Location
- Eggleston View Branksome Darlington, County Durham, DL3 9SH England
- 54°32′16″N 1°35′48″W﻿ / ﻿54.5377°N 1.59675°W

Information
- Type: Academy
- Department for Education URN: 143845 Tables
- Ofsted: Reports
- Head teacher: Nadia Robinson
- Gender: Coeducational
- Age: 11 to 16
- Website: wyvernacademy.org

= Wyvern Academy =

Wyvern Academy is a coeducational secondary school with academy status, located in the Branksome area of Darlington, County Durham, England. It educates pupils aged 11 to 16. The school was originally known as Branksome Comprehensive School until renamed the Darlington School of Maths and Science in 2011.

==History==

In 1977, the school was used as the location for an edition of We Are the Champions (TV series).

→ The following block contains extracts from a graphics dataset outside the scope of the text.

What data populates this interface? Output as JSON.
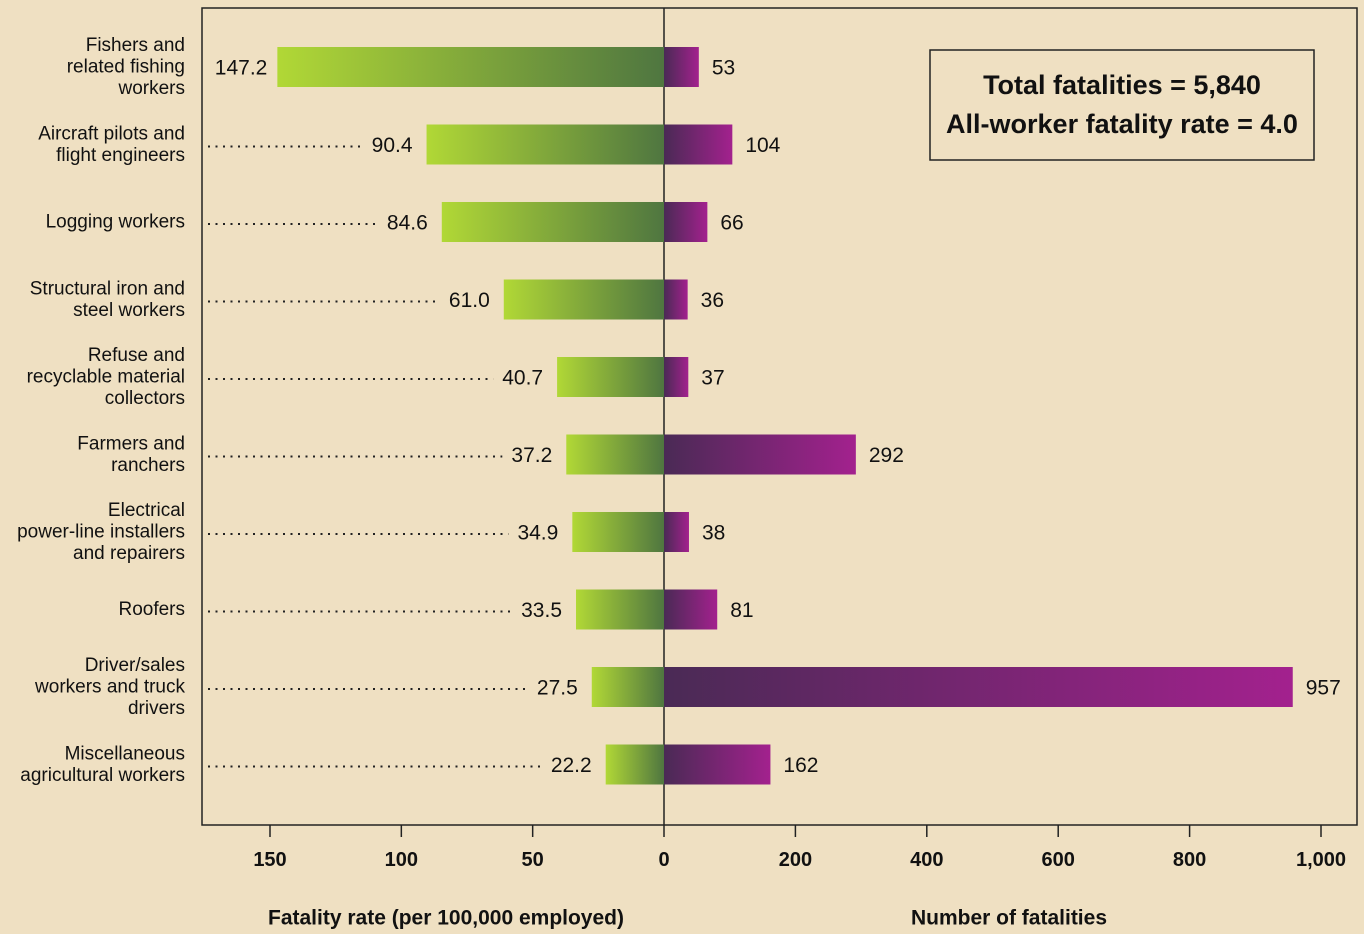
{
  "chart_data": {
    "type": "bar",
    "categories": [
      [
        "Fishers and",
        "related fishing",
        "workers"
      ],
      [
        "Aircraft pilots and",
        "flight engineers"
      ],
      [
        "Logging workers"
      ],
      [
        "Structural iron and",
        "steel workers"
      ],
      [
        "Refuse and",
        "recyclable material",
        "collectors"
      ],
      [
        "Farmers and",
        "ranchers"
      ],
      [
        "Electrical",
        "power-line installers",
        "and repairers"
      ],
      [
        "Roofers"
      ],
      [
        "Driver/sales",
        "workers and truck",
        "drivers"
      ],
      [
        "Miscellaneous",
        "agricultural workers"
      ]
    ],
    "series": [
      {
        "name": "Fatality rate (per 100,000 employed)",
        "values": [
          147.2,
          90.4,
          84.6,
          61.0,
          40.7,
          37.2,
          34.9,
          33.5,
          27.5,
          22.2
        ],
        "labels": [
          "147.2",
          "90.4",
          "84.6",
          "61.0",
          "40.7",
          "37.2",
          "34.9",
          "33.5",
          "27.5",
          "22.2"
        ],
        "color_start": "#b1d836",
        "color_end": "#4f7640"
      },
      {
        "name": "Number of fatalities",
        "values": [
          53,
          104,
          66,
          36,
          37,
          292,
          38,
          81,
          957,
          162
        ],
        "labels": [
          "53",
          "104",
          "66",
          "36",
          "37",
          "292",
          "38",
          "81",
          "957",
          "162"
        ],
        "color_start": "#4a2a55",
        "color_end": "#a3218e"
      }
    ],
    "left_axis": {
      "title": "Fatality rate (per 100,000 employed)",
      "range": [
        175,
        0
      ],
      "ticks": [
        150,
        100,
        50,
        0
      ],
      "tick_labels": [
        "150",
        "100",
        "50",
        "0"
      ]
    },
    "right_axis": {
      "title": "Number of fatalities",
      "range": [
        0,
        1000
      ],
      "ticks": [
        200,
        400,
        600,
        800,
        1000
      ],
      "tick_labels": [
        "200",
        "400",
        "600",
        "800",
        "1,000"
      ]
    },
    "annotation": [
      "Total fatalities = 5,840",
      "All-worker fatality rate = 4.0"
    ],
    "grid": false,
    "background": "#efe0c2"
  }
}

In 2009, the school was officially designated as a Science and Mathematics College. The school converted to academy status in January 2012.

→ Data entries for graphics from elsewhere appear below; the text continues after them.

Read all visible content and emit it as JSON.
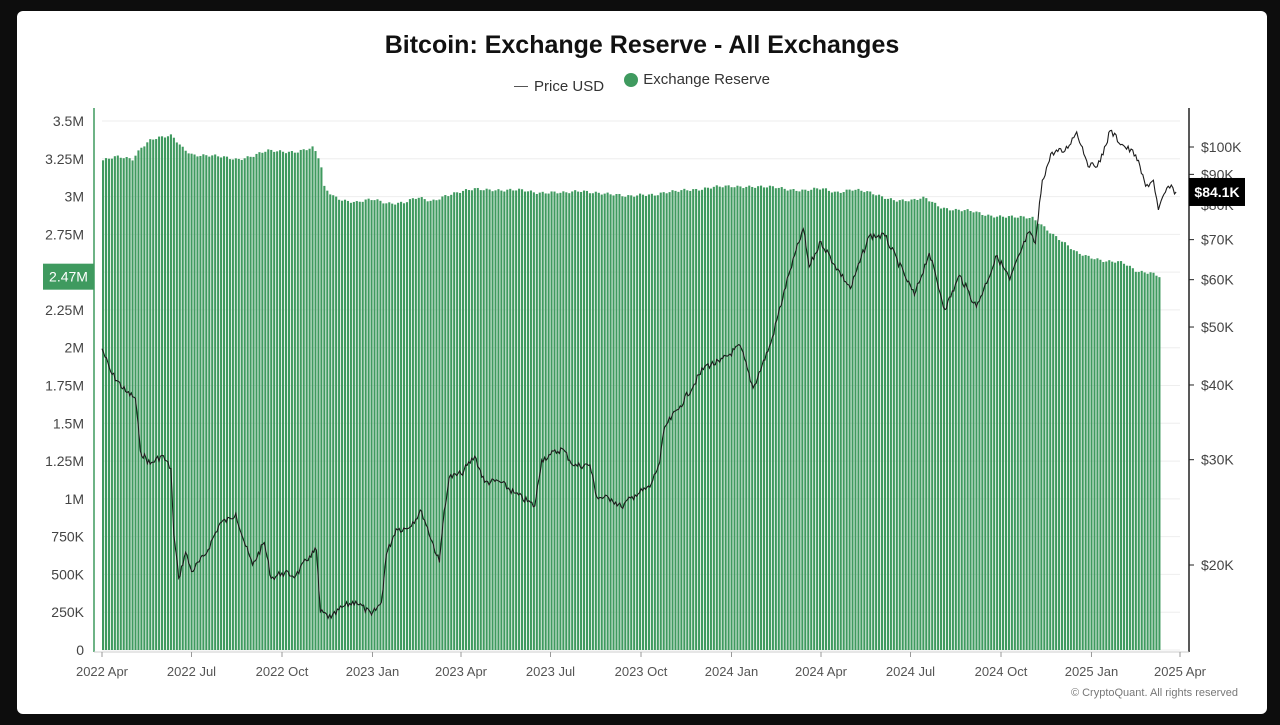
{
  "chart": {
    "title": "Bitcoin: Exchange Reserve - All Exchanges",
    "legend": {
      "price_label": "Price USD",
      "reserve_label": "Exchange Reserve"
    },
    "current_reserve_label": "2.47M",
    "current_price_label": "$84.1K",
    "watermark": "© CryptoQuant. All rights reserved"
  },
  "colors": {
    "reserve_bar": "#3f9a5f",
    "price_line": "#1c1c1c",
    "badge_reserve_bg": "#3f9a5f",
    "badge_price_bg": "#000000"
  },
  "chart_data": {
    "type": "bar",
    "title": "Bitcoin: Exchange Reserve - All Exchanges",
    "x_tick_labels": [
      "2022 Apr",
      "2022 Jul",
      "2022 Oct",
      "2023 Jan",
      "2023 Apr",
      "2023 Jul",
      "2023 Oct",
      "2024 Jan",
      "2024 Apr",
      "2024 Jul",
      "2024 Oct",
      "2025 Jan",
      "2025 Apr"
    ],
    "xlim": [
      "2022-04-01",
      "2025-04-01"
    ],
    "left_axis": {
      "name": "Exchange Reserve",
      "ylim": [
        0,
        3500000
      ],
      "ticks": [
        0,
        250000,
        500000,
        750000,
        1000000,
        1250000,
        1500000,
        1750000,
        2000000,
        2250000,
        2500000,
        2750000,
        3000000,
        3250000,
        3500000
      ],
      "tick_labels": [
        "0",
        "250K",
        "500K",
        "750K",
        "1M",
        "1.25M",
        "1.5M",
        "1.75M",
        "2M",
        "2.25M",
        "2.5M",
        "2.75M",
        "3M",
        "3.25M",
        "3.5M"
      ]
    },
    "right_axis": {
      "name": "Price USD",
      "scale": "log",
      "ticks": [
        20000,
        30000,
        40000,
        50000,
        60000,
        70000,
        80000,
        90000,
        100000
      ],
      "tick_labels": [
        "$20K",
        "$30K",
        "$40K",
        "$50K",
        "$60K",
        "$70K",
        "$80K",
        "$90K",
        "$100K"
      ]
    },
    "series": [
      {
        "name": "Exchange Reserve",
        "kind": "bar",
        "points": [
          [
            "2022-04-01",
            3240000
          ],
          [
            "2022-04-15",
            3260000
          ],
          [
            "2022-05-01",
            3250000
          ],
          [
            "2022-05-10",
            3330000
          ],
          [
            "2022-05-20",
            3380000
          ],
          [
            "2022-06-01",
            3390000
          ],
          [
            "2022-06-10",
            3400000
          ],
          [
            "2022-06-20",
            3330000
          ],
          [
            "2022-07-01",
            3280000
          ],
          [
            "2022-07-15",
            3270000
          ],
          [
            "2022-08-01",
            3260000
          ],
          [
            "2022-08-15",
            3250000
          ],
          [
            "2022-09-01",
            3270000
          ],
          [
            "2022-09-15",
            3300000
          ],
          [
            "2022-10-01",
            3300000
          ],
          [
            "2022-10-15",
            3300000
          ],
          [
            "2022-11-01",
            3320000
          ],
          [
            "2022-11-08",
            3230000
          ],
          [
            "2022-11-12",
            3060000
          ],
          [
            "2022-11-20",
            3010000
          ],
          [
            "2022-12-01",
            2980000
          ],
          [
            "2022-12-15",
            2960000
          ],
          [
            "2023-01-01",
            2980000
          ],
          [
            "2023-01-15",
            2960000
          ],
          [
            "2023-02-01",
            2960000
          ],
          [
            "2023-02-15",
            2990000
          ],
          [
            "2023-03-01",
            2970000
          ],
          [
            "2023-03-15",
            3010000
          ],
          [
            "2023-04-01",
            3030000
          ],
          [
            "2023-04-15",
            3050000
          ],
          [
            "2023-05-01",
            3050000
          ],
          [
            "2023-05-15",
            3040000
          ],
          [
            "2023-06-01",
            3040000
          ],
          [
            "2023-06-15",
            3030000
          ],
          [
            "2023-07-01",
            3030000
          ],
          [
            "2023-07-15",
            3020000
          ],
          [
            "2023-08-01",
            3040000
          ],
          [
            "2023-08-15",
            3030000
          ],
          [
            "2023-09-01",
            3010000
          ],
          [
            "2023-09-15",
            3000000
          ],
          [
            "2023-10-01",
            3020000
          ],
          [
            "2023-10-15",
            3010000
          ],
          [
            "2023-11-01",
            3030000
          ],
          [
            "2023-11-15",
            3050000
          ],
          [
            "2023-12-01",
            3050000
          ],
          [
            "2023-12-15",
            3060000
          ],
          [
            "2024-01-01",
            3070000
          ],
          [
            "2024-01-15",
            3070000
          ],
          [
            "2024-02-01",
            3060000
          ],
          [
            "2024-02-15",
            3060000
          ],
          [
            "2024-03-01",
            3050000
          ],
          [
            "2024-03-15",
            3040000
          ],
          [
            "2024-04-01",
            3050000
          ],
          [
            "2024-04-15",
            3030000
          ],
          [
            "2024-05-01",
            3050000
          ],
          [
            "2024-05-15",
            3030000
          ],
          [
            "2024-06-01",
            3000000
          ],
          [
            "2024-06-15",
            2980000
          ],
          [
            "2024-07-01",
            2970000
          ],
          [
            "2024-07-15",
            2990000
          ],
          [
            "2024-08-01",
            2930000
          ],
          [
            "2024-08-15",
            2910000
          ],
          [
            "2024-09-01",
            2900000
          ],
          [
            "2024-09-15",
            2880000
          ],
          [
            "2024-10-01",
            2870000
          ],
          [
            "2024-10-15",
            2860000
          ],
          [
            "2024-11-01",
            2860000
          ],
          [
            "2024-11-10",
            2820000
          ],
          [
            "2024-11-20",
            2760000
          ],
          [
            "2024-12-01",
            2700000
          ],
          [
            "2024-12-15",
            2630000
          ],
          [
            "2025-01-01",
            2600000
          ],
          [
            "2025-01-15",
            2570000
          ],
          [
            "2025-02-01",
            2560000
          ],
          [
            "2025-02-15",
            2510000
          ],
          [
            "2025-03-01",
            2500000
          ],
          [
            "2025-03-10",
            2470000
          ]
        ]
      },
      {
        "name": "Price USD",
        "kind": "line",
        "points": [
          [
            "2022-04-01",
            46000
          ],
          [
            "2022-04-10",
            42000
          ],
          [
            "2022-04-25",
            39000
          ],
          [
            "2022-05-05",
            38000
          ],
          [
            "2022-05-10",
            31000
          ],
          [
            "2022-05-20",
            29500
          ],
          [
            "2022-06-01",
            30500
          ],
          [
            "2022-06-10",
            29000
          ],
          [
            "2022-06-13",
            22500
          ],
          [
            "2022-06-18",
            19000
          ],
          [
            "2022-06-25",
            21000
          ],
          [
            "2022-07-01",
            19500
          ],
          [
            "2022-07-15",
            20800
          ],
          [
            "2022-07-30",
            23500
          ],
          [
            "2022-08-10",
            23900
          ],
          [
            "2022-08-15",
            24400
          ],
          [
            "2022-08-25",
            21500
          ],
          [
            "2022-09-01",
            20000
          ],
          [
            "2022-09-13",
            21800
          ],
          [
            "2022-09-20",
            19000
          ],
          [
            "2022-10-01",
            19400
          ],
          [
            "2022-10-15",
            19200
          ],
          [
            "2022-10-29",
            20700
          ],
          [
            "2022-11-05",
            21200
          ],
          [
            "2022-11-09",
            16700
          ],
          [
            "2022-11-20",
            16300
          ],
          [
            "2022-12-01",
            17000
          ],
          [
            "2022-12-15",
            17400
          ],
          [
            "2022-12-31",
            16500
          ],
          [
            "2023-01-10",
            17300
          ],
          [
            "2023-01-15",
            20800
          ],
          [
            "2023-01-25",
            23000
          ],
          [
            "2023-02-05",
            23000
          ],
          [
            "2023-02-20",
            24600
          ],
          [
            "2023-03-10",
            20200
          ],
          [
            "2023-03-15",
            24700
          ],
          [
            "2023-03-20",
            28000
          ],
          [
            "2023-04-01",
            28400
          ],
          [
            "2023-04-15",
            30400
          ],
          [
            "2023-04-25",
            27500
          ],
          [
            "2023-05-10",
            27600
          ],
          [
            "2023-05-25",
            26400
          ],
          [
            "2023-06-15",
            25100
          ],
          [
            "2023-06-22",
            30000
          ],
          [
            "2023-07-01",
            30600
          ],
          [
            "2023-07-13",
            31300
          ],
          [
            "2023-07-25",
            29300
          ],
          [
            "2023-08-10",
            29400
          ],
          [
            "2023-08-17",
            26000
          ],
          [
            "2023-09-01",
            25800
          ],
          [
            "2023-09-11",
            25000
          ],
          [
            "2023-09-25",
            26200
          ],
          [
            "2023-10-10",
            27000
          ],
          [
            "2023-10-20",
            29700
          ],
          [
            "2023-10-25",
            34000
          ],
          [
            "2023-11-10",
            36900
          ],
          [
            "2023-12-05",
            43000
          ],
          [
            "2023-12-20",
            43700
          ],
          [
            "2024-01-10",
            46500
          ],
          [
            "2024-01-23",
            39500
          ],
          [
            "2024-02-10",
            47000
          ],
          [
            "2024-02-28",
            61000
          ],
          [
            "2024-03-14",
            73000
          ],
          [
            "2024-03-20",
            63000
          ],
          [
            "2024-04-01",
            69500
          ],
          [
            "2024-04-15",
            63500
          ],
          [
            "2024-05-01",
            58000
          ],
          [
            "2024-05-20",
            71000
          ],
          [
            "2024-06-05",
            71000
          ],
          [
            "2024-06-25",
            61000
          ],
          [
            "2024-07-05",
            56500
          ],
          [
            "2024-07-20",
            66500
          ],
          [
            "2024-08-05",
            53500
          ],
          [
            "2024-08-20",
            61000
          ],
          [
            "2024-09-06",
            54000
          ],
          [
            "2024-09-27",
            65800
          ],
          [
            "2024-10-10",
            60000
          ],
          [
            "2024-10-29",
            72000
          ],
          [
            "2024-11-05",
            69000
          ],
          [
            "2024-11-12",
            88000
          ],
          [
            "2024-11-22",
            98000
          ],
          [
            "2024-12-05",
            98500
          ],
          [
            "2024-12-17",
            106000
          ],
          [
            "2024-12-30",
            92500
          ],
          [
            "2025-01-10",
            94500
          ],
          [
            "2025-01-20",
            106500
          ],
          [
            "2025-02-01",
            101000
          ],
          [
            "2025-02-15",
            97000
          ],
          [
            "2025-02-25",
            86000
          ],
          [
            "2025-03-05",
            88000
          ],
          [
            "2025-03-10",
            78500
          ],
          [
            "2025-03-20",
            86000
          ],
          [
            "2025-03-28",
            84100
          ]
        ]
      }
    ],
    "grid": "horizontal",
    "legend_position": "top-center"
  }
}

In 2011, the school was renamed from Branksome Comprehensive School to Darlington School of Maths and Science alongside refurbishments to the school.

In 2014, Darlington School of Maths and Science celebrated its 50th Anniversary.

In 2017, the school renamed itself from Darlington School of Maths and Science to Wyvern Academy. The rebranding occurred after the school was taken over by Consilium Academy Trust.